Common to all vestibular organs (there are five organs in each inner ear: two otolith and three semicircular canals) is the specialized neuroepithelium that converts mechanical energy (head motion) into electrical signals (action potentials). The actual conversion or transduction process is carried out by specialized receptor hair cells embedded in the neuroepithelium. Like the auditory system, there are two morphologically distinct hair cells types in the vestibular periphery but they are very different from those found in the cochlea. Known as type I and type II hair cells, they are morphologically and physiologically distinct. Information, specifically electrophysiological, has been obtained mostly from acutely isolated preparations where individual hair cells have been enzymatically and/or mechanically removed from the neuroepithelium prior to recording. While this approach has proved informative, nevertheless, a major drawback with acute isolation studies is the unavoidable destruction of the intimate relationships between individual components of the vestibular neuroepithelium. For example, a unique feature of this neuroepithelium is the presence of cup-like or calyx afferent terminals that envelop type I hair cells. The precise reason for this exuberant post-synaptic specialization has remained a mystery and could not be realistically studied in acutely isolated preparations.
Recently however, this major biological impediment has been overcome by the development of more intact preparations where the specific cellular microarchitecture has been preserved. In these new, semi-intact preparations, it is now possible to record from the three major neuroepithelial components: the two hair cell types, and calyx afferent terminals. Results indicate there are significant differences in electrophysiological responses. For example, by maintaining the close apposition between the postsynaptic calyx terminal and the presynaptic type I hair cell an unusual form of non-quantal synaptic transmission has been identified. It appears the surrounding calyx acts as a barrier to diffusion, restricting normal spread of potassium (K+) away from the basolateral surface of the hair cell during the transduction process.
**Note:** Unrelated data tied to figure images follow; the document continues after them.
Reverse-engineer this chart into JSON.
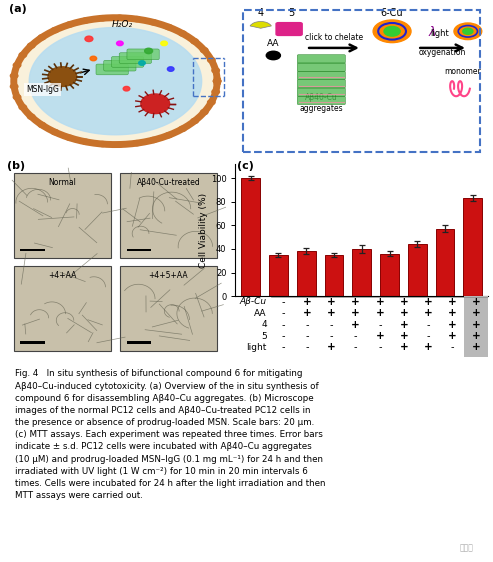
{
  "bar_values": [
    100,
    35,
    38,
    35,
    40,
    36,
    44,
    57,
    83
  ],
  "bar_errors": [
    2.0,
    2.0,
    2.5,
    2.0,
    3.0,
    2.0,
    2.5,
    3.0,
    2.5
  ],
  "bar_color": "#cc1111",
  "bar_edge_color": "#880000",
  "ylabel": "Cell Viability (%)",
  "ylim": [
    0,
    112
  ],
  "yticks": [
    0,
    20,
    40,
    60,
    80,
    100
  ],
  "table_rows": [
    "Aβ-Cu",
    "AA",
    "4",
    "5",
    "light"
  ],
  "table_data": [
    [
      "-",
      "+",
      "+",
      "+",
      "+",
      "+",
      "+",
      "+",
      "+"
    ],
    [
      "-",
      "+",
      "+",
      "+",
      "+",
      "+",
      "+",
      "+",
      "+"
    ],
    [
      "-",
      "-",
      "-",
      "+",
      "-",
      "+",
      "-",
      "+",
      "+"
    ],
    [
      "-",
      "-",
      "-",
      "-",
      "+",
      "+",
      "-",
      "+",
      "+"
    ],
    [
      "-",
      "-",
      "+",
      "-",
      "-",
      "+",
      "+",
      "-",
      "+"
    ]
  ],
  "caption_text": "Fig. 4   In situ synthesis of bifunctional compound 6 for mitigating\nAβ40–Cu-induced cytotoxicity. (a) Overview of the in situ synthesis of\ncompound 6 for disassembling Aβ40–Cu aggregates. (b) Microscope\nimages of the normal PC12 cells and Aβ40–Cu-treated PC12 cells in\nthe presence or absence of prodrug-loaded MSN. Scale bars: 20 μm.\n(c) MTT assays. Each experiment was repeated three times. Error bars\nindicate ± s.d. PC12 cells were incubated with Aβ40–Cu aggregates\n(10 μM) and prodrug-loaded MSN–IgG (0.1 mg mL⁻¹) for 24 h and then\nirradiated with UV light (1 W cm⁻²) for 10 min in 20 min intervals 6\ntimes. Cells were incubated for 24 h after the light irradiation and then\nMTT assays were carried out.",
  "micro_labels": [
    "Normal",
    "Aβ40-Cu-treated",
    "+4+AA",
    "+4+5+AA"
  ],
  "cell_outer_color": "#c8722a",
  "cell_inner_color": "#b8ddf0",
  "cell_bg_color": "#ddeef8",
  "msn_color": "#8B5010",
  "bg_white": "#ffffff",
  "gray_col": "#b8b8b8",
  "micro_bg": "#c8c0aa"
}
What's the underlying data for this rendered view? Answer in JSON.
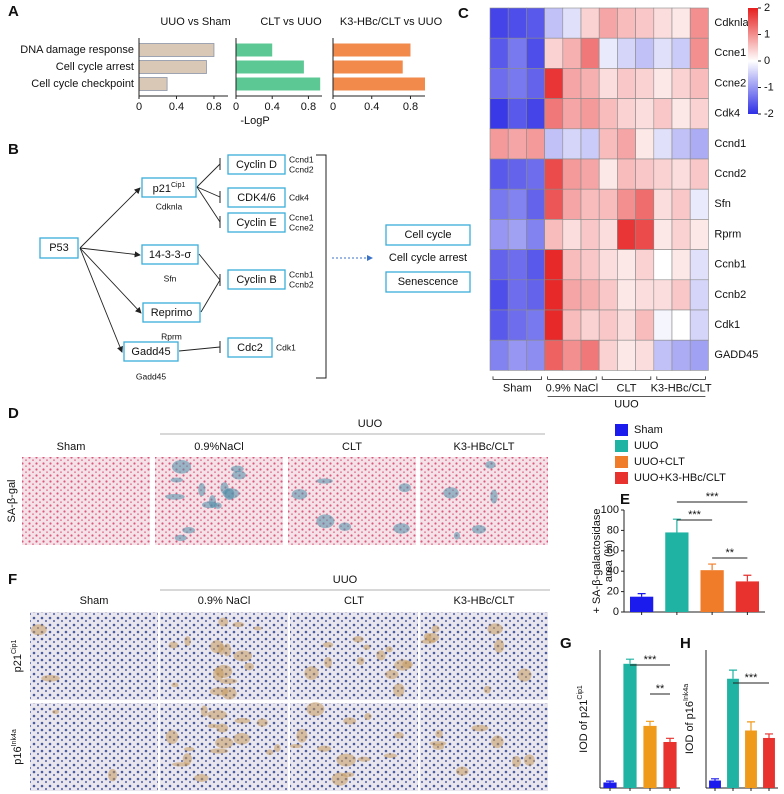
{
  "panel_letters": [
    "A",
    "B",
    "C",
    "D",
    "E",
    "F",
    "G",
    "H"
  ],
  "chart_data": [
    {
      "type": "hbar",
      "title": "UUO vs Sham",
      "categories": [
        "DNA damage response",
        "Cell cycle arrest",
        "Cell cycle checkpoint"
      ],
      "values": [
        0.8,
        0.72,
        0.3
      ],
      "color": "#d9c8b6",
      "xlim": [
        0,
        0.95
      ],
      "xticks": [
        0,
        0.4,
        0.8
      ]
    },
    {
      "type": "hbar",
      "title": "CLT vs UUO",
      "values": [
        0.4,
        0.75,
        0.93
      ],
      "color": "#5cc994",
      "xlim": [
        0,
        0.95
      ],
      "xticks": [
        0,
        0.4,
        0.8
      ],
      "xlabel": "-LogP"
    },
    {
      "type": "hbar",
      "title": "K3-HBc/CLT vs UUO",
      "values": [
        0.8,
        0.72,
        0.95
      ],
      "color": "#f28a4c",
      "xlim": [
        0,
        0.95
      ],
      "xticks": [
        0,
        0.4,
        0.8
      ]
    },
    {
      "type": "heatmap",
      "rows": [
        "Cdknla",
        "Ccne1",
        "Ccne2",
        "Cdk4",
        "Ccnd1",
        "Ccnd2",
        "Sfn",
        "Rprm",
        "Ccnb1",
        "Ccnb2",
        "Cdk1",
        "GADD45"
      ],
      "groups": [
        "Sham",
        "0.9% NaCl",
        "CLT",
        "K3-HBc/CLT"
      ],
      "supergroup": "UUO",
      "values": [
        [
          -1.8,
          -1.7,
          -1.6,
          -0.6,
          -0.3,
          0.4,
          0.8,
          0.6,
          0.5,
          0.3,
          0.2,
          1.0
        ],
        [
          -1.6,
          -1.3,
          -1.7,
          0.4,
          0.7,
          1.2,
          -0.2,
          -0.4,
          -0.6,
          -0.3,
          -0.5,
          1.0
        ],
        [
          -1.4,
          -1.3,
          -1.5,
          1.8,
          0.8,
          0.7,
          0.3,
          0.5,
          0.4,
          0.2,
          0.4,
          0.6
        ],
        [
          -1.9,
          -1.6,
          -1.8,
          1.2,
          0.8,
          0.9,
          0.6,
          0.4,
          0.3,
          0.5,
          0.2,
          0.4
        ],
        [
          0.9,
          0.8,
          0.9,
          -0.6,
          -0.4,
          -0.5,
          0.6,
          0.8,
          0.2,
          -0.3,
          -0.6,
          -0.8
        ],
        [
          -1.6,
          -1.5,
          -1.4,
          1.6,
          0.9,
          0.8,
          0.2,
          0.6,
          0.5,
          0.4,
          0.3,
          0.5
        ],
        [
          -1.3,
          -1.2,
          -1.5,
          1.5,
          0.8,
          0.6,
          0.6,
          1.0,
          1.3,
          0.3,
          0.5,
          -0.2
        ],
        [
          -1.0,
          -0.9,
          -1.2,
          0.6,
          0.3,
          0.5,
          0.3,
          1.8,
          1.6,
          0.2,
          0.4,
          0.2
        ],
        [
          -1.5,
          -1.4,
          -1.6,
          1.9,
          0.6,
          0.5,
          0.3,
          0.2,
          0.4,
          0.0,
          0.2,
          -0.3
        ],
        [
          -1.7,
          -1.4,
          -1.5,
          1.9,
          0.8,
          0.7,
          0.5,
          0.2,
          0.3,
          0.3,
          0.5,
          -0.4
        ],
        [
          -1.6,
          -1.4,
          -1.3,
          1.9,
          0.6,
          0.4,
          0.5,
          0.3,
          0.6,
          -0.1,
          0.0,
          -0.4
        ],
        [
          -1.2,
          -1.0,
          -1.1,
          1.4,
          1.0,
          1.2,
          0.4,
          0.2,
          0.3,
          -0.6,
          -0.8,
          -0.9
        ]
      ],
      "clim": [
        -2,
        2
      ],
      "cticks": [
        2,
        1,
        0,
        -1,
        -2
      ],
      "colors": [
        "#2f2fe6",
        "#ffffff",
        "#e61e1e"
      ]
    },
    {
      "type": "bar",
      "categories": [
        "Sham",
        "UUO",
        "UUO+CLT",
        "UUO+K3-HBc/CLT"
      ],
      "colors": [
        "#1b1bee",
        "#1fb3a3",
        "#f07c2a",
        "#e8322e"
      ],
      "values": [
        15,
        78,
        41,
        30
      ],
      "errors": [
        3,
        13,
        6,
        6
      ],
      "ylim": [
        0,
        100
      ],
      "yticks": [
        0,
        20,
        40,
        60,
        80,
        100
      ],
      "ylabel": [
        "+ SA-β-galactosidase",
        "area (%)"
      ],
      "significance": [
        "***",
        "***",
        "**"
      ]
    },
    {
      "type": "bar",
      "colors": [
        "#1b1bee",
        "#1fb3a3",
        "#f09a1a",
        "#e8322e"
      ],
      "values": [
        1.2,
        27,
        13.5,
        10
      ],
      "errors": [
        0.3,
        1,
        1,
        0.8
      ],
      "ylim": [
        0,
        30
      ],
      "ylabel": "IOD of p21",
      "ylabel_sup": "Cip1",
      "significance": [
        "***",
        "**"
      ]
    },
    {
      "type": "bar",
      "colors": [
        "#1b1bee",
        "#1fb3a3",
        "#f09a1a",
        "#e8322e"
      ],
      "values": [
        1.3,
        19,
        10,
        8.7
      ],
      "errors": [
        0.3,
        1.5,
        1.5,
        0.7
      ],
      "ylim": [
        0,
        24
      ],
      "ylabel": "IOD of p16",
      "ylabel_sup": "Ink4a",
      "significance": [
        "***"
      ]
    }
  ],
  "pathway": {
    "p53": "P53",
    "regulators": [
      {
        "name": "p21",
        "sup": "Cip1",
        "gene": "Cdknla"
      },
      {
        "name": "14-3-3-σ",
        "gene": "Sfn"
      },
      {
        "name": "Reprimo",
        "gene": "Rprm"
      },
      {
        "name": "Gadd45",
        "gene": "Gadd45"
      }
    ],
    "targets": [
      {
        "name": "Cyclin D",
        "genes": [
          "Ccnd1",
          "Ccnd2"
        ]
      },
      {
        "name": "CDK4/6",
        "genes": [
          "Cdk4"
        ]
      },
      {
        "name": "Cyclin E",
        "genes": [
          "Ccne1",
          "Ccne2"
        ]
      },
      {
        "name": "Cyclin B",
        "genes": [
          "Ccnb1",
          "Ccnb2"
        ]
      },
      {
        "name": "Cdc2",
        "genes": [
          "Cdk1"
        ]
      }
    ],
    "outcomes": [
      "Cell cycle",
      "Cell cycle arrest",
      "Senescence"
    ]
  },
  "staining_d": {
    "groups": [
      "Sham",
      "0.9%NaCl",
      "CLT",
      "K3-HBc/CLT"
    ],
    "supergroup": "UUO",
    "row_label": "SA-β-gal"
  },
  "staining_f": {
    "groups": [
      "Sham",
      "0.9% NaCl",
      "CLT",
      "K3-HBc/CLT"
    ],
    "supergroup": "UUO",
    "rows": [
      {
        "name": "p21",
        "sup": "Cip1"
      },
      {
        "name": "p16",
        "sup": "Ink4a"
      }
    ]
  }
}
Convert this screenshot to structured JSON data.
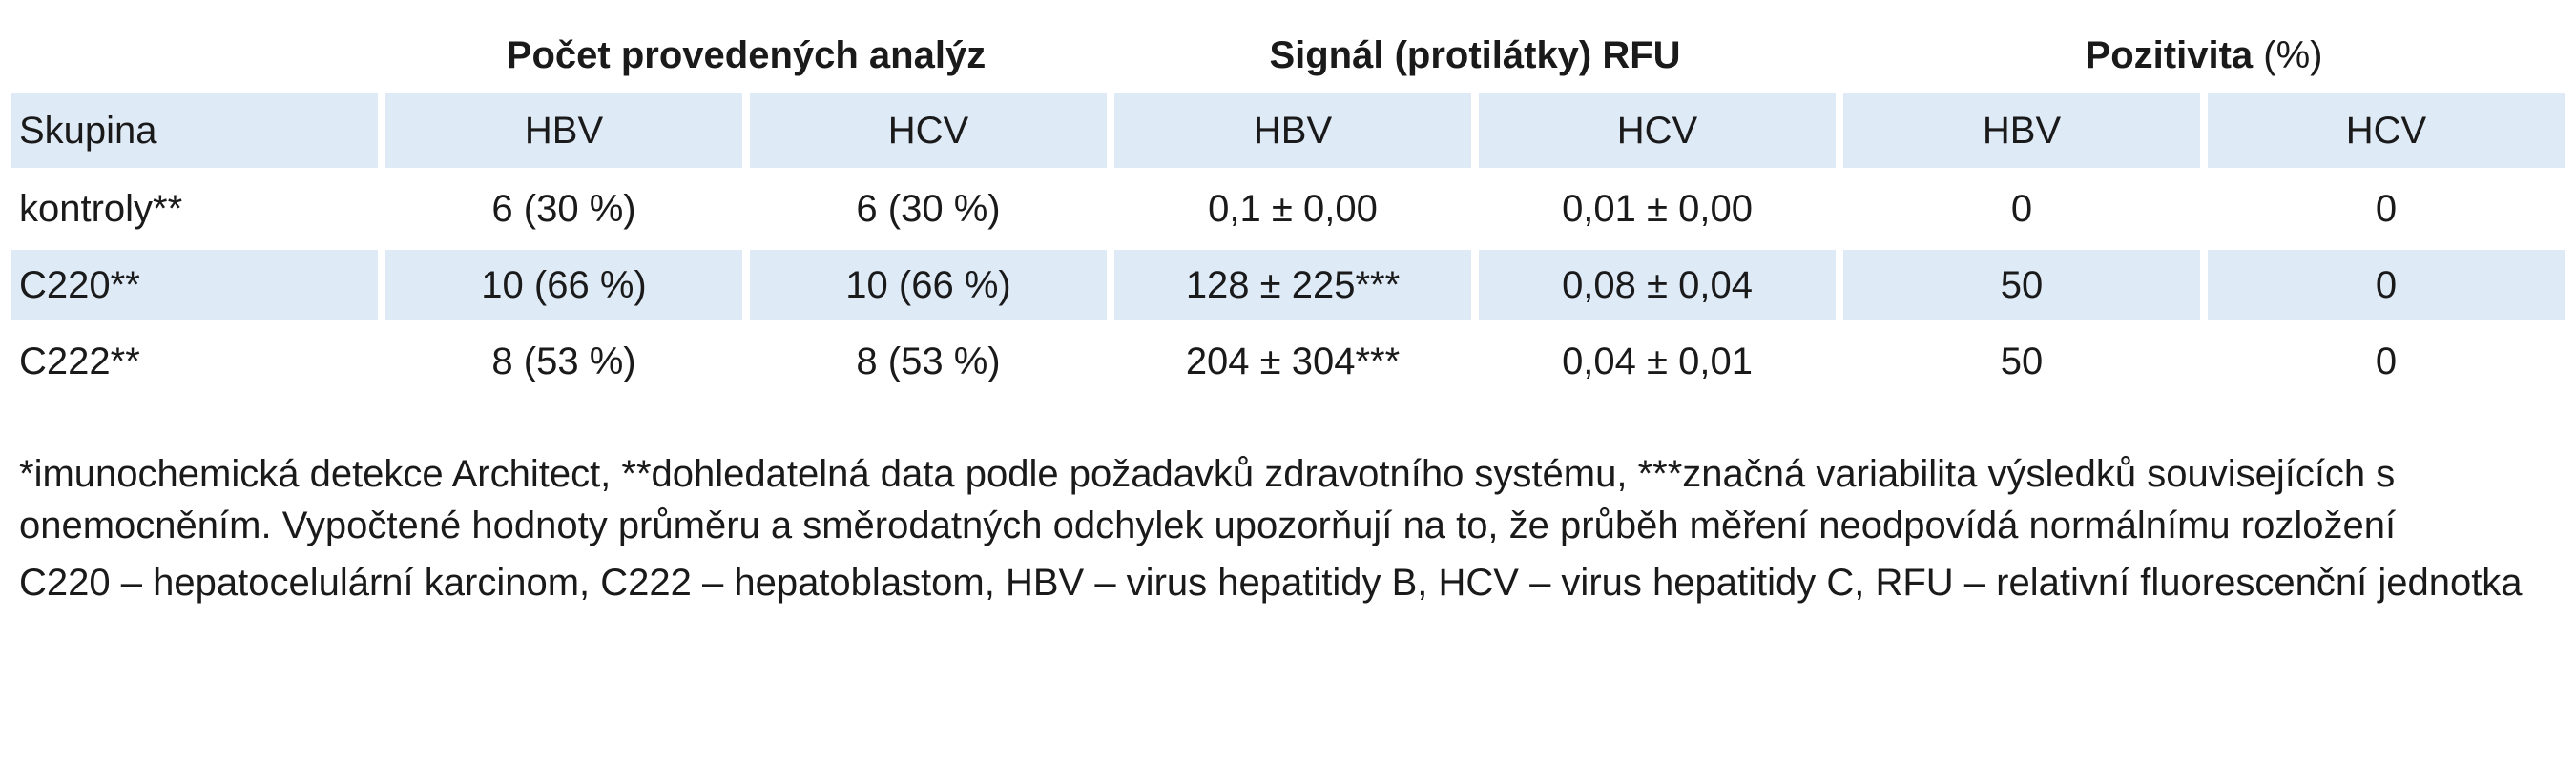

This, in turn, causes K+ to accumulate in the cleft between the hair cell and the calyx terminal leading to dramatic depolarization of the type I hair cells and potentially the calyx afferent terminals as well. This unconventional form of transmission has major implications on hair cell/afferent function.
Semi-intact preparations not only allow the study hair cell/afferent interactions, but also provide a means of investigating efferent action on the neuroepithelial components. Very little is known about the predominantly cholinergic efferent vestibular system (EVS), which transmits information from the CNS and modulates activity in peripheral vestibular organs. Classical anatomical studies suggest the EVS makes widespread contacts throughout the neuroepithelium, and it is therefore assumed all vestibular hair cells are subject to similar EVS influence. Emerging evidence from semi-intact preparations indicate that the EVS may have more targeted effects than previously thought. For example, during acetylcholine (ACh) exposure, fewer than 25% of type II hair cells respond, while a majority of type I hair cells are activated. The latter result is puzzling, as efferents terminals cannot make direct contact with type I hair cells due to the intervening afferent calyx. Why only some type II hair cells respond, and why type I hair cells respond at all to cholinergic stimulation remains a mystery.
Combining semi-intact preparations with recordings from isolated whole labyrinthine preparations, we are building a more complete picture of how peripheral vestibular organs function. By minimizing effects of tissue preparation and preserving the critical cellular milieu we are redefining peripheral vestibular function in ways that were not possible even a few years ago. Adopting a similar minimalist approaches to the study of the central vestibular system we predict this will also yield significant new insights into overall vestibular function.